I'm going to be away for a day or so, but I've advertised in the NBA General Forum so those two spots should fill up. I'll get the order done and we should be able to start by Saturday.


----------



## vi3t_boi11 (Aug 14, 2004)

I'll take the Charlotte Bobcats


----------



## bossman09 (Aug 24, 2006)

Ill take the Bucks


----------



## tobybennett (Jun 12, 2003)

give me Boston if i can still come in. Thanks


----------



## Kidd's Nets (Jun 10, 2006)

i take bucks again.


----------



## crazyfan (Dec 9, 2005)

haha i'll have to take the Bobcats then.


----------



## ravor44 (Feb 26, 2005)

hmmm...5 posters vying for vacant spots...so who will you choose?


----------



## crazyfan (Dec 9, 2005)

Oh. Its alright then. First come first serves so i'll back out.


----------



## jericho (Jul 12, 2002)

Is this ready to roll, then? What's the draft order?


----------



## AirJordan™ (Nov 21, 2005)

jericho said:


> Is this ready to roll, then? What's the draft order?
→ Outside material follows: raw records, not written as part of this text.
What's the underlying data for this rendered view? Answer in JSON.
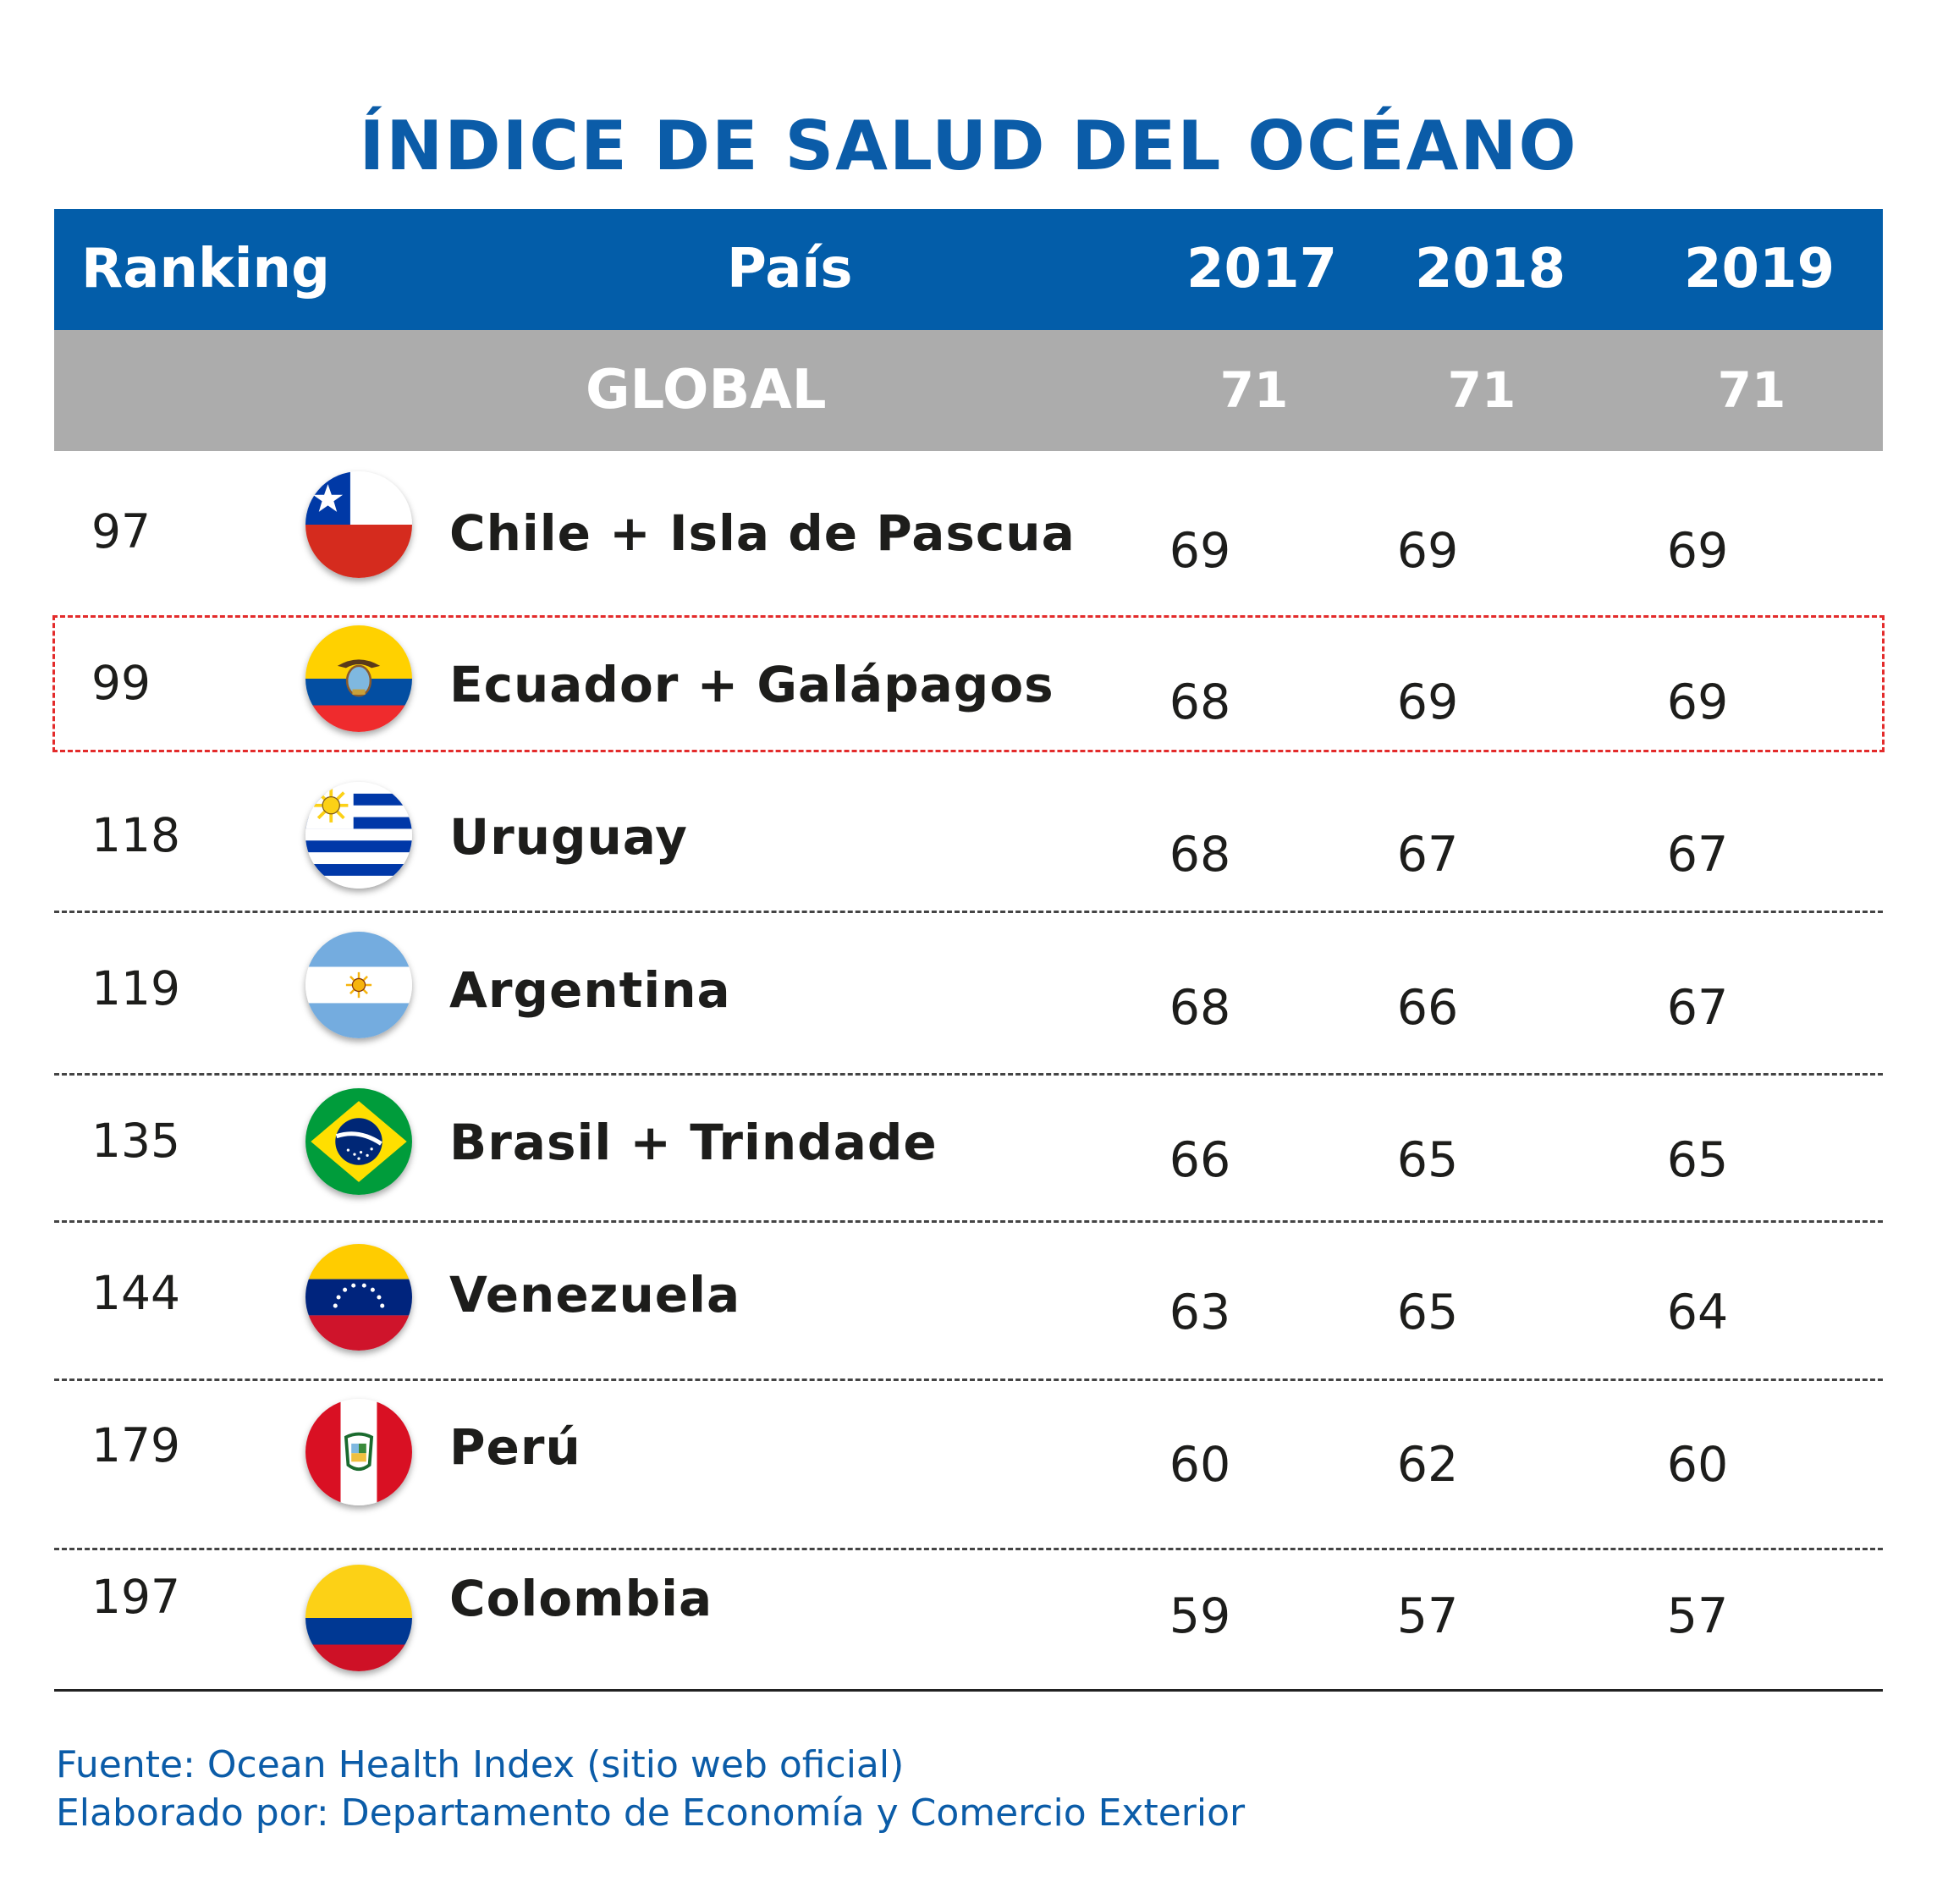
{
  "chart_data": {
    "type": "table",
    "title": "ÍNDICE DE SALUD DEL OCÉANO",
    "columns": [
      "Ranking",
      "País",
      "2017",
      "2018",
      "2019"
    ],
    "global": {
      "label": "GLOBAL",
      "values": [
        "71",
        "71",
        "71"
      ]
    },
    "rows": [
      {
        "rank": "97",
        "country": "Chile + Isla de Pascua",
        "flag": "chile-flag-icon",
        "values": [
          "69",
          "69",
          "69"
        ]
      },
      {
        "rank": "99",
        "country": "Ecuador + Galápagos",
        "flag": "ecuador-flag-icon",
        "values": [
          "68",
          "69",
          "69"
        ],
        "highlighted": true
      },
      {
        "rank": "118",
        "country": "Uruguay",
        "flag": "uruguay-flag-icon",
        "values": [
          "68",
          "67",
          "67"
        ]
      },
      {
        "rank": "119",
        "country": "Argentina",
        "flag": "argentina-flag-icon",
        "values": [
          "68",
          "66",
          "67"
        ]
      },
      {
        "rank": "135",
        "country": "Brasil + Trindade",
        "flag": "brazil-flag-icon",
        "values": [
          "66",
          "65",
          "65"
        ]
      },
      {
        "rank": "144",
        "country": "Venezuela",
        "flag": "venezuela-flag-icon",
        "values": [
          "63",
          "65",
          "64"
        ]
      },
      {
        "rank": "179",
        "country": "Perú",
        "flag": "peru-flag-icon",
        "values": [
          "60",
          "62",
          "60"
        ]
      },
      {
        "rank": "197",
        "country": "Colombia",
        "flag": "colombia-flag-icon",
        "values": [
          "59",
          "57",
          "57"
        ]
      }
    ]
  },
  "footer": {
    "source": "Fuente: Ocean Health Index (sitio web oficial)",
    "author": "Elaborado por: Departamento de Economía y Comercio Exterior"
  },
  "colors": {
    "header_bg": "#035da9",
    "global_bg": "#acacac",
    "title": "#0b5ca8",
    "highlight": "#e32b2b"
  }
}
'I'm going to be away for a day or so, but I've advertised in the NBA General Forum so those two spots should fill up. *I'll get the order done and we should be able to start by Saturday.*' - 123fakestreet


----------



## 123fakestreet (Nov 27, 2005)

Forget Saturday, we'll get this rolling by Friday at 12 PM EST. I'll make a general discussion thread, a trade thread and a selection thread with the draft order. Sorry to tonybennet, crazyfan and jasonskills because you were late on choosing teams. If a team needs to be replaced, you'll be the first to be informed (in order).


----------